Contract Law: Formation FAQ
What is the difference between an offer and an invitation to treat?
An offer is a definite proposal that the offeror is willing to be bound by the moment it is accepted; an invitation to treat is a step before that — it invites others to make offers. The distinction decides who is the offeror. Shop displays, advertisements and website price listings are generally invitations to treat (Pharmaceutical Society v Boots), so the customer makes the offer and the seller can still decline. The exception is a unilateral offer to the world, like the reward promise in Carlill v Carbolic Smoke Ball Co.
When is acceptance effective — on sending or on receipt?
The general rule is that acceptance must be communicated and is effective on receipt, especially for instantaneous methods like phone or email. The postal acceptance rule is a historic exception: where post is a proper mode of acceptance, it is effective when the letter is posted (Adams v Lindsell). Acceptance must also be a mirror image of the offer — a change of terms is a counter-offer, not an acceptance.

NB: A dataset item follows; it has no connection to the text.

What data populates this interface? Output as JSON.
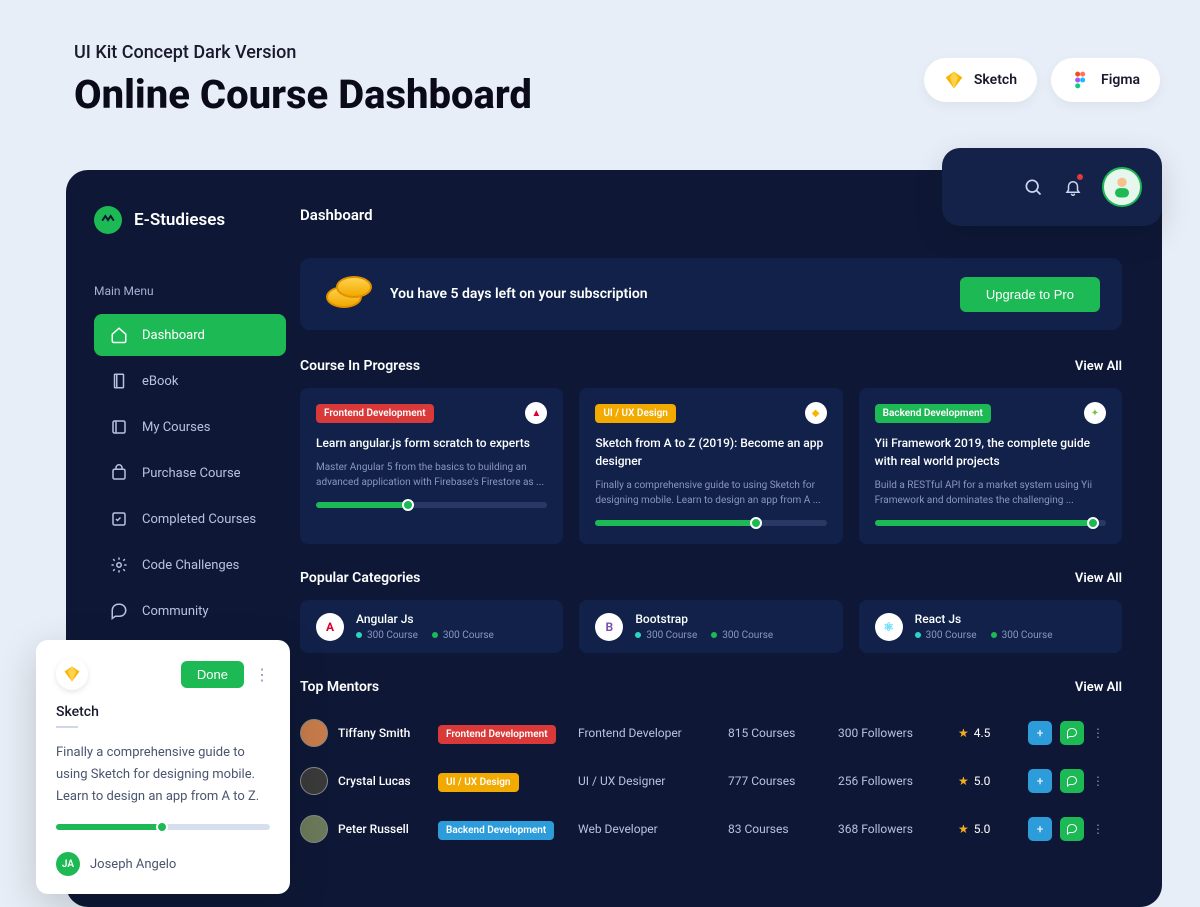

Does consideration have to be adequate?
No. Consideration must be sufficient (real, and recognised by law as having value) but it need not be adequate — courts do not weigh whether the bargain was a good one, so a nominal price can be good consideration. It must move from the promisee, and past consideration (something already done before the promise) is generally not good consideration. Where consideration is missing, promissory estoppel may sometimes make a promise enforceable.
Can Sia help me with contract-formation problems?
Yes, as a study aid. Sia can walk you through the elements in order — offer, acceptance, consideration, intention, capacity — drill the offer-versus-invitation-to-treat distinction on fresh facts, and check whether your IRAC answer applied each element to the scenario. It explains the method and checks your reasoning; it does not do your graded Take-Home or exam, and Monash academic-integrity rules apply.
Exam move
Contract formation is the second Take-Home topic, so master the checklist of elements and test them in order on every problem: is there an offer (or just an invitation to treat)? A communicated, mirror-image acceptance? Consideration moving from the promisee? Intention (commercial vs domestic presumption)? Capacity? Anchor each element to its case — Boots and Carlill for offer, Adams v Lindsell for the postal rule, Balfour v Balfour for intention, Stilk v Myrick and Waltons Stores for consideration and estoppel. Practise by writing visible IRAC answers on fresh facts (online glitches, auctions, reward promises) that apply each element rather than reciting it, and always identify who is the offeror. When a step won't click, ask Sia to explain it a different way and to set you a fresh formation problem; it teaches the method and checks your reasoning, and it never substitutes for your own graded work.